Job promise of renewables dream failing to materialise
Matt Canavan’s commentary piece (“Nickel isn’t worth a brass razoo without fossil fuel”, 17-18/2) alerts us to the fracturing of Labor’s emissions and jobs compact. The promised 604,000 jobs by 2030 was unbelievable spin; of these only 64,000 were direct jobs. The modelling didn’t include job losses among “carbon workers” or the impact of a carbon price on trade-exposed industries. Most of the jobs were to be in regional Australia, only winners included.
Far from creating jobs, we’re facing the loss of our nickel industry. With 1000 mining jobs gone, another 3000 workers are at risk with the announcement that BHP may mothball its entire Nickel West operations. With no nickel industry our battery ambitions remain a forlorn hope.
The aluminium industry is vulnerable, too, with the loss of 800 jobs at Alcoa’s Kwinana refinery south of Perth. What’s the future for smelters and steelmaking – and their large workforces – which are heavily reliant on affordable and reliable baseload power?
It’s fanciful to imagine being a global renewables superpower when we’re locked into overseas supply chains for imported solar panels, wind towers and electrical equipment, like the 17.5km of Chinese high-voltage conductors. China wants our tariffs on their wind towers, railway wheels and kitchen sinks lifted while reconsidering theirs on our wine.
Energy Minister Chris Bowen rejects that acting on climate change could cause job losses, saying “that’s always been a lie, and it’s a bigger lie today”. Minister, these developments are surely at odds with your promised jobs bonanza under Labor’s energy plans.

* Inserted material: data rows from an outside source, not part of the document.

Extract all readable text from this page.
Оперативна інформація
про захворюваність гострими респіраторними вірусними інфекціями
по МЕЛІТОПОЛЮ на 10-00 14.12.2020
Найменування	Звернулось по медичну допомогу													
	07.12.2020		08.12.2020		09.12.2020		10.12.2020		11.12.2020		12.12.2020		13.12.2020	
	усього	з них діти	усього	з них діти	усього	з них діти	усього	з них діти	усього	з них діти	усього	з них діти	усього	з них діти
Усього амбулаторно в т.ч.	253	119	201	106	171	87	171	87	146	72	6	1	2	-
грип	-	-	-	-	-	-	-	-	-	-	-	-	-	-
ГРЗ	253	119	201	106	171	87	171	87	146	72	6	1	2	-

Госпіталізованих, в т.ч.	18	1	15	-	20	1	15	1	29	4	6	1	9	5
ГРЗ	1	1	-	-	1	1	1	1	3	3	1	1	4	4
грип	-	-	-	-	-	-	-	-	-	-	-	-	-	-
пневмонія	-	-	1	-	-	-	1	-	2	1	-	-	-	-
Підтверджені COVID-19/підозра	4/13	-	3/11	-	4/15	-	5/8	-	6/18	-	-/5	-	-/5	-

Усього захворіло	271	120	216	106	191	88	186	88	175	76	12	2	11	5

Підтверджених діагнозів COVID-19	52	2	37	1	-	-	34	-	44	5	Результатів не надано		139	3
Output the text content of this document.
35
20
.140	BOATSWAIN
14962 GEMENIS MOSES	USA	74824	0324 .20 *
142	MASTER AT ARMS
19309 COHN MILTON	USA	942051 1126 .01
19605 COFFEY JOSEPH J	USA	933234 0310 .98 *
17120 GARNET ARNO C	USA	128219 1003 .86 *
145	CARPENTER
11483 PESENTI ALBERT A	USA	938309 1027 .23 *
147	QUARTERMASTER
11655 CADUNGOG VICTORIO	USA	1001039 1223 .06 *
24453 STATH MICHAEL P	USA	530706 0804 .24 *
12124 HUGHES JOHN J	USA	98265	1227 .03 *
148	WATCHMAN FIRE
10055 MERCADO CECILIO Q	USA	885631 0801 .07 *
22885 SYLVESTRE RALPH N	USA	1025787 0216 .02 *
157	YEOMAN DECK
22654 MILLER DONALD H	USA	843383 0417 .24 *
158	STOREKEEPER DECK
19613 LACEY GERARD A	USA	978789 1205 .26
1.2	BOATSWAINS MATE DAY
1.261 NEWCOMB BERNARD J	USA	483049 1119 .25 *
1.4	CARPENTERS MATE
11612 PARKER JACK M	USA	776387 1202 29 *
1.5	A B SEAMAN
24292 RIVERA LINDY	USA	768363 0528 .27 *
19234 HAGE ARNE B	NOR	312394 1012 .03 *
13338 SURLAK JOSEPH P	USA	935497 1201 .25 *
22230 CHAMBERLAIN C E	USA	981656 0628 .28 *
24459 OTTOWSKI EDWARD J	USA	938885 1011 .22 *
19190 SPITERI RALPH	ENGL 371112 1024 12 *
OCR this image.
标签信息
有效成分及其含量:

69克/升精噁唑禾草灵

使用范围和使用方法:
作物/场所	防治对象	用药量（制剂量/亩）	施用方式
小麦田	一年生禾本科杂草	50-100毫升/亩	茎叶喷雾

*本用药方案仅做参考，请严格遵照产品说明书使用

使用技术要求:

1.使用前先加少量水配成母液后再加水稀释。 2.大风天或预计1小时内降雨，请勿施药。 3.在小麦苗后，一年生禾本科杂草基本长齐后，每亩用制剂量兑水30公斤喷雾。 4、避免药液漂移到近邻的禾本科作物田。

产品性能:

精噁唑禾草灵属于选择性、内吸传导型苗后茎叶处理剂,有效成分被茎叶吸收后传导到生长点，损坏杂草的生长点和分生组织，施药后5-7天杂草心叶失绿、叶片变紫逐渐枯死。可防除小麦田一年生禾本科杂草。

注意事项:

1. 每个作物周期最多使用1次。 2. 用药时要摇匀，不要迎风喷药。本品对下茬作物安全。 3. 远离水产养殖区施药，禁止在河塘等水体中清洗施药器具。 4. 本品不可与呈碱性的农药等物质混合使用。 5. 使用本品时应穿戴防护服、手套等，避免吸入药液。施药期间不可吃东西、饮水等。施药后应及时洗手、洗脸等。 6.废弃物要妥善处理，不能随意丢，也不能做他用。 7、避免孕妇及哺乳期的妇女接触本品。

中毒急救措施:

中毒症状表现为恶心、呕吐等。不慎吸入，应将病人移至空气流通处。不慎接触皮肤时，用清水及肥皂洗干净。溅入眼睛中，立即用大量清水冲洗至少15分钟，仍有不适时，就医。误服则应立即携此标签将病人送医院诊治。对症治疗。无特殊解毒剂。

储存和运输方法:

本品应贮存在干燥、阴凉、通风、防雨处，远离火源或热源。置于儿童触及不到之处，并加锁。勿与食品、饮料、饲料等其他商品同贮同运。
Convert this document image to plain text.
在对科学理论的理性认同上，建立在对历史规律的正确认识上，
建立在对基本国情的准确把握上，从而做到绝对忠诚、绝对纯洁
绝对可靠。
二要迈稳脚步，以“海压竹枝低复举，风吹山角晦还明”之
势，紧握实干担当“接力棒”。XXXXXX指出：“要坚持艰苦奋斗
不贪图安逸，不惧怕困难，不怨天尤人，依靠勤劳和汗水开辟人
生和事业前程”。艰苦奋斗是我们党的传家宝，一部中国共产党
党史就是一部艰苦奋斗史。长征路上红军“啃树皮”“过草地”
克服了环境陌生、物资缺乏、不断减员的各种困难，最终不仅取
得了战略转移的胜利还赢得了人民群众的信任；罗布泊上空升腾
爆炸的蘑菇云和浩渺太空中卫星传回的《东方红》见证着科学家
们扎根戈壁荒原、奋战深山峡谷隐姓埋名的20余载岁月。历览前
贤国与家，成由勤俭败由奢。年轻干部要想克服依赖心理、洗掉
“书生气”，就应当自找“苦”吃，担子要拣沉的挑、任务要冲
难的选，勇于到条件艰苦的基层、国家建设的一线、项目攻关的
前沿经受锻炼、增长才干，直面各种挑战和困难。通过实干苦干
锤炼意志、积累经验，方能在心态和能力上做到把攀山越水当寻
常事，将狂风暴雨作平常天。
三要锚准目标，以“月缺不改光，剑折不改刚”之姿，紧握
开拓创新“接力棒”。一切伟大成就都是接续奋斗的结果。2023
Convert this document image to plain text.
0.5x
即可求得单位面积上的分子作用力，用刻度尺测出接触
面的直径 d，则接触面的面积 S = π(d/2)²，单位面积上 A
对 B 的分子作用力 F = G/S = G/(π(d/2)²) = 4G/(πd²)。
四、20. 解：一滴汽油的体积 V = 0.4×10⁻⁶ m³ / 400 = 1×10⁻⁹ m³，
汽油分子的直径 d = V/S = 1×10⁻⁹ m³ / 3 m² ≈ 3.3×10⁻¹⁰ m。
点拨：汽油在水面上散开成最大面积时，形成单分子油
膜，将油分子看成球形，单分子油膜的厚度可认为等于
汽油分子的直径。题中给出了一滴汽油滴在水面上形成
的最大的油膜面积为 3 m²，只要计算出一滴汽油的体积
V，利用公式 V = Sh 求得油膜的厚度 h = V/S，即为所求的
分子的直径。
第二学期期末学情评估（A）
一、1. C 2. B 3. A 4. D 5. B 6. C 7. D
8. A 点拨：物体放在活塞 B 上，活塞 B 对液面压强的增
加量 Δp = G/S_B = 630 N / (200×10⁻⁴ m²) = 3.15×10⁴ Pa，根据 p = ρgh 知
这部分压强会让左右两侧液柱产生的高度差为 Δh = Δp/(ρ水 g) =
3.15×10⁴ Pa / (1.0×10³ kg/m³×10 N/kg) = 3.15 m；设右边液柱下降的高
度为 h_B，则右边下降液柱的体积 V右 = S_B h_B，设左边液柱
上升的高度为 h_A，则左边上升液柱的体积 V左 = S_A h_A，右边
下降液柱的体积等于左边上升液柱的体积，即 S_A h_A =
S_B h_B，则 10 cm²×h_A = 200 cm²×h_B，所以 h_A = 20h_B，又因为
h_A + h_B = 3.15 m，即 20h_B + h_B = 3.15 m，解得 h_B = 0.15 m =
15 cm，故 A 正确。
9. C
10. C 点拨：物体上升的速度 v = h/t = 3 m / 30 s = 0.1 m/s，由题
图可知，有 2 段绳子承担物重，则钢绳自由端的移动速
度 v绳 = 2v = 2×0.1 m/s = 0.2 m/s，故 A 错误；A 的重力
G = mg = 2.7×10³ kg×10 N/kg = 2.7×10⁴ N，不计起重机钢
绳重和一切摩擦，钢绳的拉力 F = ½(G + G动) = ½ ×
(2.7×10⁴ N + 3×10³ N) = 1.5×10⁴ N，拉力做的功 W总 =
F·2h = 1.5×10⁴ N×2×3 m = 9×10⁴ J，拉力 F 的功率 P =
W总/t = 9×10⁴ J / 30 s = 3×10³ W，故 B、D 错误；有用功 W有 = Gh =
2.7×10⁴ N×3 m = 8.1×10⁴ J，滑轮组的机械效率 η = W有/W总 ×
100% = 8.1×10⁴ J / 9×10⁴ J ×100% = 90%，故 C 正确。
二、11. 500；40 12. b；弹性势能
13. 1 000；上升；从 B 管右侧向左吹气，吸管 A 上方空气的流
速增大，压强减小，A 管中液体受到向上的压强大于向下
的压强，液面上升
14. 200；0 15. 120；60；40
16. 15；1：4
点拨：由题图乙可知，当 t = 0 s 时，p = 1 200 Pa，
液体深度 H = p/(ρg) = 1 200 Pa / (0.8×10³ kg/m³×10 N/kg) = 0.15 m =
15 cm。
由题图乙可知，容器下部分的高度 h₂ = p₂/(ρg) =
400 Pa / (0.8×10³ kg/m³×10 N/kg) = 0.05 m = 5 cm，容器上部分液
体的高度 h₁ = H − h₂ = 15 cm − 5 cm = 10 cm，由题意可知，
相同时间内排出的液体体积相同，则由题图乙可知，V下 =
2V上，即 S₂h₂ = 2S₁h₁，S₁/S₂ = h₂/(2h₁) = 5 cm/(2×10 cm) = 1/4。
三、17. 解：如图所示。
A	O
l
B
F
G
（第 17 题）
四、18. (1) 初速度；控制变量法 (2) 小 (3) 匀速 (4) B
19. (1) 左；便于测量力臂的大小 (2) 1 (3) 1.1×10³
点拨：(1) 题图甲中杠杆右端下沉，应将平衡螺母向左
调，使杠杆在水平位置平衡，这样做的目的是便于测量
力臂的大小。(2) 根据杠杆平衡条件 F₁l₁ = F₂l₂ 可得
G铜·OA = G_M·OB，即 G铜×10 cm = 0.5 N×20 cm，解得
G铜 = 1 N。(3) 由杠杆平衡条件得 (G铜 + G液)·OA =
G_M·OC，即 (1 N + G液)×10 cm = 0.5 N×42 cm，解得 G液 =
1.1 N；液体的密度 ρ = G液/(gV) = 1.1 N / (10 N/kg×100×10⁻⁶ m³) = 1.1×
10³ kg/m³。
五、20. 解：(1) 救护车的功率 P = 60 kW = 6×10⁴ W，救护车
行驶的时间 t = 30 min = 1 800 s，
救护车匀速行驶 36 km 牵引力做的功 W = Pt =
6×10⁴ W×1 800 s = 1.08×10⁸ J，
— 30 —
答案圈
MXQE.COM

Jennie George, Mollymook, NSW
Nick Cater succinctly highlights, intentionally or otherwise, the dilemma facing us all: where do we get the best bang for our climate survival bucks (“Unaffordable green dream blacked out by reality”, 19/2)? There’s no doubt our overheated atmosphere has supercharged the climate regime under which our economy and our lifestyle will need to function for generations to come. The rolling climate catastrophes that have been in the headlines since the Black Summer inferno are likely only the prelude to what we’re facing down the track. It’s going to be all hands to the pumps; in every sense. While Cater, as a senior fellow at the Menzies Research Centre, perceives numerous problems, his comments would have been more helpful if they’d included an item or two as to how we’re going to deal with our dire situation.
John Mosig, Kew, Vic
Nick Cater reminds us that a Tesla charged from the grid is powered mainly by black coal. Perhaps we should remind him that the same Tesla is doing vastly less damage to the environment than its internal combustion engine counterpart. A Tesla reaches its carbon break-even point in just 20 months. After that its emissions (from production and road use) are effectively zero. And if it is powered by rooftop solar, as many are, it will reach break-even in just 12 months. An ICE vehicle will go on polluting all of its life. By all means attack EVs on account of their cost, but not on environmental grounds. Here, they indisputably lead the race.
Ken Enderby, Concord, NSW
Nick Cater tells many home truths, but none better than his closing thought to all the Tesla drivers that 80 per cent of their battery-charging electricity last weekend came from black coal. When you add the fact extracting the key minerals – nickel, lithium – to make the batteries is often environmentally very damaging, the warm inner glow of EV ownership must fade a little. Then add the facts some of the 1.5C warming this past 150 years was no doubt natural variation and we are still cooler than in Roman times despite our much higher CO2 levels, and you realise we don’t have a climate emergency anyway. If you bought your EV to help save the planet you were mistaken.
Doug Hurst, Chapman, ACT
Nick Cater provides a very good summary of the pitfalls of renewable energy, but another pitfall awaits if we should ever achieve the target of 82 per cent or higher renewables generation. Wind and solar generation are at the mercy of the weather and cannot be controlled and the rest of the grid has to be capable of adjusting output to balance fluctuating renewables generation. This is only possible while total renewables generation is less than demand, but eventually there will be times when renewables generation is greater than demand, creating the headache of managing the excess. The renewables program is being driven by politicians with little technical knowledge of what they are doing. We can only hope wise heads will prevail before we create a completely unstable grid.